There are three options emerging:
Apache Polaris (formerly Snowflake’s Polaris Catalog, now open-source) provides a REST catalog that both Snowflake and Databricks can register tables with. DuckDB’s Iceberg extension is adding REST catalog support, which would let you write SELECT * FROM catalog.schema.table instead of pointing at S3 paths.
Nessie is a Git-like catalog for Iceberg tables — it gives you branching and tagging of table state, which is useful for testing schema changes or running what-if analyses across both platforms’ data.
Databricks Unity Catalog can expose Iceberg-compatible metadata via its REST API, though it’s more tightly coupled to the Databricks ecosystem.
For most setups, Polaris is the pragmatic choice — it’s vendor-neutral, both platforms support it, and the DuckDB integration is on the roadmap.
Where DuckDB fits (and where it doesn’t)
DuckDB is ideal for:
- Ad-hoc cross-platform queries — an analyst needs to join a Snowflake marketing table with a Databricks ML scoring table, now, without filing a ticket.

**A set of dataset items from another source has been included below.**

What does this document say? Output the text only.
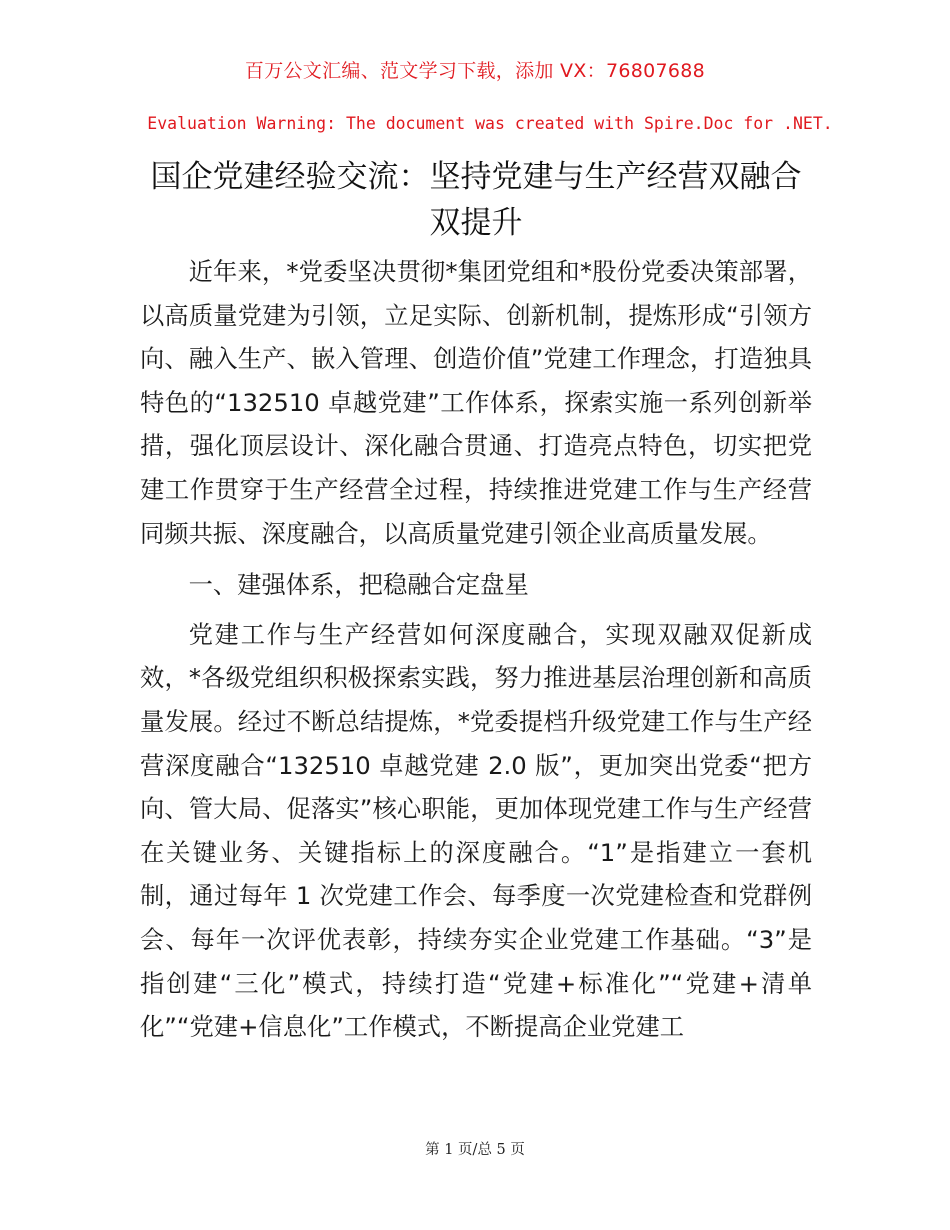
百万公文汇编、范文学习下载，添加 VX：76807688
Evaluation Warning: The document was created with Spire.Doc for .NET.
国企党建经验交流：坚持党建与生产经营双融合双提升

近年来，*党委坚决贯彻*集团党组和*股份党委决策部署，以高质量党建为引领，立足实际、创新机制，提炼形成“引领方向、融入生产、嵌入管理、创造价值”党建工作理念，打造独具特色的“132510 卓越党建”工作体系，探索实施一系列创新举措，强化顶层设计、深化融合贯通、打造亮点特色，切实把党建工作贯穿于生产经营全过程，持续推进党建工作与生产经营同频共振、深度融合，以高质量党建引领企业高质量发展。

一、建强体系，把稳融合定盘星

党建工作与生产经营如何深度融合，实现双融双促新成效，*各级党组织积极探索实践，努力推进基层治理创新和高质量发展。经过不断总结提炼，*党委提档升级党建工作与生产经营深度融合“132510 卓越党建 2.0 版”，更加突出党委“把方向、管大局、促落实”核心职能，更加体现党建工作与生产经营在关键业务、关键指标上的深度融合。“1”是指建立一套机制，通过每年 1 次党建工作会、每季度一次党建检查和党群例会、每年一次评优表彰，持续夯实企业党建工作基础。“3”是指创建“三化”模式，持续打造“党建+标准化”“党建+清单化”“党建+信息化”工作模式，不断提高企业党建工

第 1 页/总 5 页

- Data validation and testing — check that what Snowflake wrote matches what Databricks expects, without spinning up either platform.
- Lightweight APIs and microservices — embed DuckDB in a Python service that queries Iceberg tables on demand.
- Local development — work with production table schemas and sample data on a laptop.
- CI/CD pipelines — validate data quality in GitHub Actions without cloud compute costs.
DuckDB is not a replacement for either platform’s distributed compute. For a 10TB aggregation, use Snowflake or Databricks. For joining a few million rows across platforms to answer a question, DuckDB is faster to set up, free to run, and avoids the “which platform do we move the data to?” conversation entirely.
Limitations to know about
DuckDB’s Iceberg support is read-only. It won’t write Iceberg tables back. The write path stays with Snowflake and Databricks.
UniForm metadata generation is asynchronous. There can be a slight lag (seconds to minutes) before DuckDB sees the latest Databricks data via the Iceberg metadata layer.
Not all Iceberg features are supported. DuckDB reads Iceberg v1 and v2 but doesn’t support all advanced features like merge-on-read or certain partition evolution scenarios. For most analytical tables this isn’t an issue.
Schema evolution needs coordination. If Snowflake evolves a table’s schema, the Iceberg metadata reflects this — but you need to be aware of it on the DuckDB side, particularly for joins with Databricks tables that may have a different schema cadence.
The bigger picture
This pattern — open table format as the interoperability layer, lightweight engines for federation — is where the modern data stack is heading. Iceberg (and to some extent Delta Lake via UniForm) decouples data from compute. DuckDB, Trino, Spark, Snowflake, Databricks, and increasingly other engines all read the same files. The lock-in shifts from “your data is trapped in our platform” to “our compute is faster for your workload” — which is a healthier competitive dynamic.
For organisations running both Snowflake and Databricks, the immediate action is straightforward: start writing Iceberg where you can, enable UniForm on Delta tables, and use DuckDB for the cross-platform queries that would otherwise require expensive data movement or duplicate pipelines.